New section 10 makes it an offence, punishable by a maximum fine of 300 penalty units ($33 000), for a corporation or Lloyd's underwriter to carry on insurance business in Australia without authorisation and there is no section 7 APRA determination in force that this section does not apply.

New section 12 provides that a corporation may apply to APRA for an authorisation to carry on insurance business in Australia and grants APRA the power to authorise an applicant to carry on such business. APRA may refuse an application if the applicant is a subsidiary of a NOHC that is not an authorised NOHC. A decision by APRA to refuse an authorisation is subject to Administrative Appeals Tribunal review under Part VI of the Insurance Act. [Note: A corporation that is authorised under new section 12 is defined by new section 11 to be general insurer.]

APRA is accorded power under new section 13 to impose certain conditions on any authorisation, or vary or revoke conditions imposed on an insurer's authorisation. Conditions must relate to prudential matters. Additionally, APRA may make an authorisation conditional on a corporation, of which the insurer is a subsidiary, being an authorised NOHC.

It will be an offence punishable by a maximum fine of 300 penalty units ($33 000) under new section 14 for a general insurer to do or fail to do an act which results in a breach of a new section 13 condition unless there is a new section 7 APRA determination in force that this section does not apply.
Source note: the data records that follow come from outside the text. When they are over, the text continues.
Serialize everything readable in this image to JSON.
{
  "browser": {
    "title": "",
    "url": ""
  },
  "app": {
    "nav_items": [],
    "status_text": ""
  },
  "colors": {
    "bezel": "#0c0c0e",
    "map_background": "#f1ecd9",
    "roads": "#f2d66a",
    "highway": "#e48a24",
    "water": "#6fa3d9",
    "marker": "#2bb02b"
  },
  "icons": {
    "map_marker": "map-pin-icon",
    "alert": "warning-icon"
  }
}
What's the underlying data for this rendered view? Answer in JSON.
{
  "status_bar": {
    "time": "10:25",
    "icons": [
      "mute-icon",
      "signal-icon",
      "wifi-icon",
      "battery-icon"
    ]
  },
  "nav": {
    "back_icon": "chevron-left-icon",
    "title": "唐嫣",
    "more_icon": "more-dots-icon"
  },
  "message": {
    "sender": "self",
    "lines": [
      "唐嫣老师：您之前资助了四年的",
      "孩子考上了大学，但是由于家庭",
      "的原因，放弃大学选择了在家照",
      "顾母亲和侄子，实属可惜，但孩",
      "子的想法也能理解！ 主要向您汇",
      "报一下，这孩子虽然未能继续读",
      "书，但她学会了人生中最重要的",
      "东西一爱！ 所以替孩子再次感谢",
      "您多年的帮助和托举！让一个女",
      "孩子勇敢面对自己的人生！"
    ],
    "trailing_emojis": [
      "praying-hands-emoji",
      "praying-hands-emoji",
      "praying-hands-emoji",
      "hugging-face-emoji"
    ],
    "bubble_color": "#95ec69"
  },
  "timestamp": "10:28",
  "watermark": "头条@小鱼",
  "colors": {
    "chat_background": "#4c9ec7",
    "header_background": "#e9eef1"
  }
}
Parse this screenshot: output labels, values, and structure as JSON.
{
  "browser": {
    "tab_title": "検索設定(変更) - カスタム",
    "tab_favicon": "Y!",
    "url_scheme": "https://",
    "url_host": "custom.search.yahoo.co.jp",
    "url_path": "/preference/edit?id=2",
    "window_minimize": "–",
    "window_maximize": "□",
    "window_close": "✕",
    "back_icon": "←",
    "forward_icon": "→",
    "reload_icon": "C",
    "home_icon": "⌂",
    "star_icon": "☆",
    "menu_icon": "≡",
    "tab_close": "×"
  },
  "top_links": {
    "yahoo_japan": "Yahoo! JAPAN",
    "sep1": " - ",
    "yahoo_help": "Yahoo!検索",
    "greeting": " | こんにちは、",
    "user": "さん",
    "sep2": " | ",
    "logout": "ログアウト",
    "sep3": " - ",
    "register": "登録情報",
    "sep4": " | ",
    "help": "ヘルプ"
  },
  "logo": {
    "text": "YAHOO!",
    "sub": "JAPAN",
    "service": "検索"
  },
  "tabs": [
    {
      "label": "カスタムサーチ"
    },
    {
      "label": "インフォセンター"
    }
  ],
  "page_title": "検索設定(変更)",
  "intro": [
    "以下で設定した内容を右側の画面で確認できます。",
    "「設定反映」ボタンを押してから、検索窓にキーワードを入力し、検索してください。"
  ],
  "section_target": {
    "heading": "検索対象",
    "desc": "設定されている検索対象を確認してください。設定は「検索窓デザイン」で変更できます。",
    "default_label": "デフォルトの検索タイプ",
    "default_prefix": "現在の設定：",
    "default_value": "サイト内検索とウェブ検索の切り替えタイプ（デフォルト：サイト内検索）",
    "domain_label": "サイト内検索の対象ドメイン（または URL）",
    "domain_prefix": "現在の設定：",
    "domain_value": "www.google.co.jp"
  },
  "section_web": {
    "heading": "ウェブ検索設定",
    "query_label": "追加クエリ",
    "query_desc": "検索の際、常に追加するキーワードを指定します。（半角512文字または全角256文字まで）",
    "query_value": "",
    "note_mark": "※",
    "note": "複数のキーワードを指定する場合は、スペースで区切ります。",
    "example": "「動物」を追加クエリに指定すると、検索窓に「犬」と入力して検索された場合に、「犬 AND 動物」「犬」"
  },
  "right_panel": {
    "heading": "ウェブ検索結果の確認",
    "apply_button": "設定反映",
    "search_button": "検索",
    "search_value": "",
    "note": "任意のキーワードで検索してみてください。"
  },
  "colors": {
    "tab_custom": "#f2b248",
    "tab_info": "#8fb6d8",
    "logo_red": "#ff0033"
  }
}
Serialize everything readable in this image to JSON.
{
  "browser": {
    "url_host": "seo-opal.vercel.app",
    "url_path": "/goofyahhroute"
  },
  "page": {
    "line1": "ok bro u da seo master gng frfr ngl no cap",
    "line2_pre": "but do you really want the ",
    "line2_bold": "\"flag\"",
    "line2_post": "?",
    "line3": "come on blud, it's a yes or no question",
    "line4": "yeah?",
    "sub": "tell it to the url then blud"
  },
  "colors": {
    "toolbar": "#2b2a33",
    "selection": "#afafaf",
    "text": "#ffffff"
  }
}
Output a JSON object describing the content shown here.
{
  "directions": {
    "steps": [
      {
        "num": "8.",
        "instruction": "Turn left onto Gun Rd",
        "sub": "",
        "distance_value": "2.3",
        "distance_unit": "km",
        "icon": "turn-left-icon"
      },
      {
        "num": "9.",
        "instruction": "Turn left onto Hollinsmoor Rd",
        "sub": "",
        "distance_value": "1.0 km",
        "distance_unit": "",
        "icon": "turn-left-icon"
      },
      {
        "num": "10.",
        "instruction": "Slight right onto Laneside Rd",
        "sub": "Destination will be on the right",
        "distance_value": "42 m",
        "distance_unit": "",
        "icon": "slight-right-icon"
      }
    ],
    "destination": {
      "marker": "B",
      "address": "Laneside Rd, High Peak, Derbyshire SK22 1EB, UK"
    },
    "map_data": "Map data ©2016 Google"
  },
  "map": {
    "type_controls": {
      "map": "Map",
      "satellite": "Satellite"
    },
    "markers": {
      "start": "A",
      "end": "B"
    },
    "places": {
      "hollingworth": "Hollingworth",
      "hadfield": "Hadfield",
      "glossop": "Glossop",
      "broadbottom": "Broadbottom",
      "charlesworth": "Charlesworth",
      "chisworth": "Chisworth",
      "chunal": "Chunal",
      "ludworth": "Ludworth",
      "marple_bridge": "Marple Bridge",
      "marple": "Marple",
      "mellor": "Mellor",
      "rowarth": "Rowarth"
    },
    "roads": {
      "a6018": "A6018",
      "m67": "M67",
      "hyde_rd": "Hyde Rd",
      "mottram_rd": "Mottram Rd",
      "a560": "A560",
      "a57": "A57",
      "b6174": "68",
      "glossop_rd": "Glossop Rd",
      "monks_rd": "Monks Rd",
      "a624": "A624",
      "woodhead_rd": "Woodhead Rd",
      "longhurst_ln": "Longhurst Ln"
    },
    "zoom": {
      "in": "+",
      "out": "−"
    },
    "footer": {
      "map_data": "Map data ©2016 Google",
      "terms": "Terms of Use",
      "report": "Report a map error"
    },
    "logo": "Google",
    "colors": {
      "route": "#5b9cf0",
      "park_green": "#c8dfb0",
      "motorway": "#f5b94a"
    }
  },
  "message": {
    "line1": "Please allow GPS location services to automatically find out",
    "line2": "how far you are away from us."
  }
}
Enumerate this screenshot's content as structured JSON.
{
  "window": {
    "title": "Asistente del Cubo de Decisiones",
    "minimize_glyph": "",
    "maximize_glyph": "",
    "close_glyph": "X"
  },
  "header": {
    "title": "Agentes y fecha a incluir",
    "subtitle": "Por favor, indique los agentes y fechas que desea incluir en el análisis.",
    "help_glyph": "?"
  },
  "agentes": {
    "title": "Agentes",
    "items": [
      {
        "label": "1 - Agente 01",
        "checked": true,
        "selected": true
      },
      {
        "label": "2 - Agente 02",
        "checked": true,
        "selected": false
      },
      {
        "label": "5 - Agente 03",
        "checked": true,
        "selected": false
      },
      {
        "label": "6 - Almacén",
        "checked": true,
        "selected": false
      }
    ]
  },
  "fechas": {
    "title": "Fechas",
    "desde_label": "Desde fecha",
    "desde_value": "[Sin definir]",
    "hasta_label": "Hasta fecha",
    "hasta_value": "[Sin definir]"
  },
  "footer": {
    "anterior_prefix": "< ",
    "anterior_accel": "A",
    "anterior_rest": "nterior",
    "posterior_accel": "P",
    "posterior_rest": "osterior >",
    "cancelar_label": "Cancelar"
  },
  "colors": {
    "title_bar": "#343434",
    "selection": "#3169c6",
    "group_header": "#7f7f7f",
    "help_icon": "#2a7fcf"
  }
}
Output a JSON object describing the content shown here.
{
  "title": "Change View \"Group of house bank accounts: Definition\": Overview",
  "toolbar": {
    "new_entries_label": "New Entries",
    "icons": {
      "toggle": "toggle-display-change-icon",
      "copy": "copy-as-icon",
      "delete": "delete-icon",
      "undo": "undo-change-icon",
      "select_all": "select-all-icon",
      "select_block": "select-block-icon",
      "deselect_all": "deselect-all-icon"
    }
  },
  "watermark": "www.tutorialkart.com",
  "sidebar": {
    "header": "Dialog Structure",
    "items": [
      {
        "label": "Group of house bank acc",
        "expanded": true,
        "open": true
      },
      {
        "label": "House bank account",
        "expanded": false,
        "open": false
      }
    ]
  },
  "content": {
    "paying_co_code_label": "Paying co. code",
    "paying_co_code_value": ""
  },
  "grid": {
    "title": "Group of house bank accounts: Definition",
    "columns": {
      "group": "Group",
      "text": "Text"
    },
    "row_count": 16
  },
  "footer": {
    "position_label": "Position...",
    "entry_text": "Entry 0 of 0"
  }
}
New section 15 deals with the circumstances under which APRA may revoke a general insurer's authorisation. The circumstances include:

  • a failure to comply with a requirement of the Insurance Act
  • where it would be contrary to the national interest for the authorisation to remain in force
  • a failure to pay a statutory amount of levy, late penalty or charge
  • where the insurer is insolvent and is unlikely to return to solvency within a reasonable period of time, or
  • where the insurer has inadequate capital and is unlikely to have adequate capital within a reasonable period of time.

Revocation under the circumstances specified in new section 15 require the Treasurer's approval.

APRA must revoke a general insurer's authorisation if:

  • the insurer asks APRA; and
  • APRA is satisfied that the insurer has no liabilities in respect of insurance business carried on by it in Australia, and the revocation would not be contrary to the national interest (new section 16).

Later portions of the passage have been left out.